Suppose we have perfectly executed and perfectly consistent, balanced randomized control trials for a binary treatment applied to populations 1 and 2. Suppose that even the sample sizes are the same in each trial ($latex n$). We obtain consistent treatment effect estimates $latex \hat \tau_1$ and $latex \hat \tau_2$ from each, respectively, with consistent estimates of the asymptotic variances of $latex \hat \tau_1$ and $latex \hat \tau_2$ computed as $latex \hat v_1$ and $latex \hat v_2$, respectively. As far as asymptotic inference goes, suppose we are safe to assume that $latex \sqrt{n}(\hat \tau_1 – \tau) \overset{d}{\rightarrow} N(0, V_1)$ and $latex \sqrt{n}(\hat \tau_2 – \tau) \overset{d}{\rightarrow} N(0, V_2)$, with $latex N\hat v_1 \overset{p}{\rightarrow} V_1$ and $latex N\hat v_2 \overset{p}{\rightarrow} V_2$.* (This is pretty standard notation, where $latex \overset{d}{\rightarrow}$ is convergence in distribution, and $latex \overset{p}{\rightarrow}$ is convergence in probability, under the sample sizes for each experiment growing large.) Even with the same sample sizes in both population, we may have that $latex V_1 > V_2$, because outcomes are simply noisier in population 1. Suppose this is the case.

A standard meta-analytical effect synthesis will compute a synthesized effect by taking a weighted average where the weights are functions, either in part or in their totality, of the inverses of the estimated variances. That is, weights will be close or equal to $latex 1/\hat v_1$ and $latex 1/\hat v_2$. Of course, if $latex \tau_1 = \tau_2 = \tau$, then this inverse variance weighted mean is asymptotic variance-minimizing estimator for $latex \tau$. This is the classic minimum distance estimation result. The canonical econometrics reference for the optimality of inverse variance weighted estimator for general problems is Hansen (1982) [link], although it is covered in any graduate econometrics textbook.

But what if there is no reason to assume $latex \tau_1 = \tau_2 = \tau$? Then, how should we interpret the inverse variance weighted mean, which for finite samples would tend to give more weight to $latex \hat \tau_2$? Perhaps one could interpret it in Bayesian terms. From a frequentist perspective though, which would try to relate this to stable population parameters, it seems to be interpretable only as “a good estimate of what you get when you compute the inverse variance weighted mean from the results of these two experiments,” which of course gets us nowhere.

Now, I know that meta-analysis textbooks talk about how, when it doesn’t make sense to assume assume $latex \tau_1 = \tau_2$, one should seek to explain the heterogeneity rather than produce synthesized effects.
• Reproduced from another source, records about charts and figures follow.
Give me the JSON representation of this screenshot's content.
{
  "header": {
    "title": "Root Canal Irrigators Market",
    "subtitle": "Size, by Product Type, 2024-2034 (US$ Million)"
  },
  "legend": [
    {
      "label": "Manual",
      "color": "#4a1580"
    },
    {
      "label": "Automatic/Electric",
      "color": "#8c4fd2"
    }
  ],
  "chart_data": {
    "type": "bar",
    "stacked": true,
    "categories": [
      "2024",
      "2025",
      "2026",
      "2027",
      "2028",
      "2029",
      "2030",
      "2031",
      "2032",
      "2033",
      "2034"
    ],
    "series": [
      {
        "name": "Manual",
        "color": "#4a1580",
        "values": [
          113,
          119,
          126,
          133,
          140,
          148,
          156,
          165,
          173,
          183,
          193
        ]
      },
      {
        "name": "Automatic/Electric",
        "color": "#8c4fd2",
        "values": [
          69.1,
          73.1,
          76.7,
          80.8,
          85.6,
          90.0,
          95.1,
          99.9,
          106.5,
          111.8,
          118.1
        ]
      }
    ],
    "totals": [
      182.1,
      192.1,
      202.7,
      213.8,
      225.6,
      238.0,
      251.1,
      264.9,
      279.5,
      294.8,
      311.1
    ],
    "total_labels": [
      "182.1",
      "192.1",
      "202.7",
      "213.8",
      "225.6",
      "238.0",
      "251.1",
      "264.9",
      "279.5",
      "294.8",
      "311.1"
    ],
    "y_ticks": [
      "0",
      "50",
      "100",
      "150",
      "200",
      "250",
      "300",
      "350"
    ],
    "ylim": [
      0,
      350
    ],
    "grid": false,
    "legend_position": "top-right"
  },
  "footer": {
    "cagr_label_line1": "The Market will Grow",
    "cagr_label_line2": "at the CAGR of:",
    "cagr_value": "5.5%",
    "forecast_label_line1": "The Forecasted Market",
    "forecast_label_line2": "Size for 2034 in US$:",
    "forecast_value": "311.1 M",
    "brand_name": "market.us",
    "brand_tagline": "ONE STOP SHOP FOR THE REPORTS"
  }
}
But the standard approaches for doing so rely on assumptions of conditional exchangeability— that is, replacing $latex \tau_1 = \tau_2$ with $latex \tau_1(x) = \tau_2(x)$, where these are effects for subpopulations defined by a covariate profile $latex x$. Then, we effectively apply the same minimum distance estimation logic, using inverse variance weighting to compute the $latex \tau_2(x)$, most typically with an inverse variance weighted linear regression on the components of $latex x$. The modeling assumptions are barely any weaker than what one assumes to produce the synthesized estimate. So does this really make any sense either?

It seems pretty clear to me that the meta-analysis literature is in need of a “credibility revolution” along the same lines as we’ve seen in the broader causal inference literature. That means (i) thinking harder about the *estimands* that are the focus of the analysis, (ii) entertaining an assumption of *rampant effect heterogeneity*, and (iii) understanding the properties and robustness of estimators under (likely) *misspecification* of the relationship between variables that characterize the populations we study (the $latex X_j$s for populations indexed by $latex j$) and the estimates we obtain from them (the $latex \hat \tau_j$’s).

*Edited based on Winston’s corrections!